Reversed and remanded.

NOTES

[1] "SECOND: We hereby give, devise and bequeath unto the one of us surviving the other all property, real, personal or mixed, of whatever nature and wheresoever situate, of the other, in fee simple, absolutely and forever, to be used, enjoyed and disposed of in any manner whatsoever as the survivor may see fit, but should both die, or if when both of us shall be dead and no individual will shall have been made, then the property of both shall be treated as one and the same, and be disposed of as hereinafter provided.

"THIRD: When the survivor of us shall die, or when the both of us shall be dead, all the property belonging to the deceased of us, real, personal or mixed, of whatever nature and wheresoever situate, which the deceased of us may own or have the right to dispose of at the time of his, her or our death, we hereby give, devise and bequeath unto our five children, namely, ALICE J. SATTERFIELD, JUNE TENNANT, HOWARD E. SATTERFIELD, JR., MARTHA M. BERRY, and JACQUELINE SMITH, in equal portions, share and share alike."

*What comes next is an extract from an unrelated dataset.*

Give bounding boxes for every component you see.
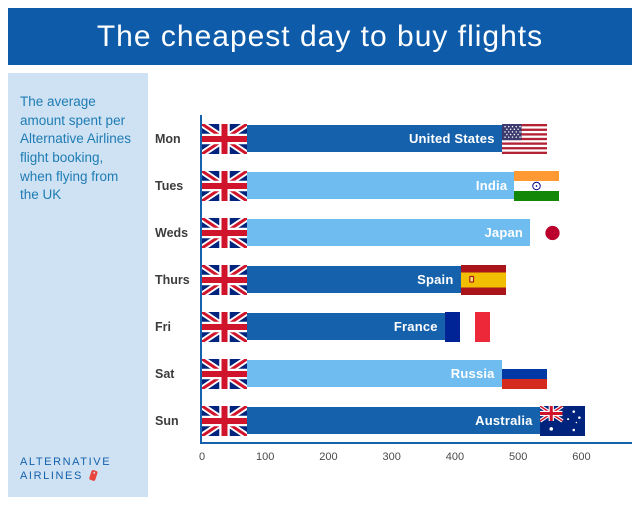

[2] "SECOND: I do hereby give and devise unto my beloved son, HOWARD E. SATTERFIELD, JR., of Fairmont, Marion County, West Virginia, all of my real estate wheresoever situate of which I may own or have the right to dispose of at the time of my death, in fee simple, provided, however, that he pay the sum of ONE THOUSAND TWO HUNDRED FIFTY and 00/100 DOLLARS ($1,250.00), to each of my four (4) daughters, that is to say, the sum of ONE THOUSAND TWO HUNDRED FIFTY DOLLARS ($1,250.00) to ALICE J. OSBORNE, of Fairmont, West Virginia, the sum of ONE THOUSAND TWO HUNDRED FIFTY DOLLARS ($1,250.00) to JUNE E. TENNANT, of Fairmont, West Virginia, the sum of ONE THOUSAND TWO HUNDRED FIFTY DOLLARS ($1,250.00) to MARTHA MAY EVANS, of Fairmont, West Virginia, and the sum of ONE THOUSAND TWO HUNDRED FIFTY DOLLARS ($1,250.00) to JACQUELINE V. SMITH, of Grafton, West Virginia, the said sums being a charge and lien against said real estate until properly paid and this charge released by a Release of record in the office of the Clerk of the County Court of Marion County, West Virginia."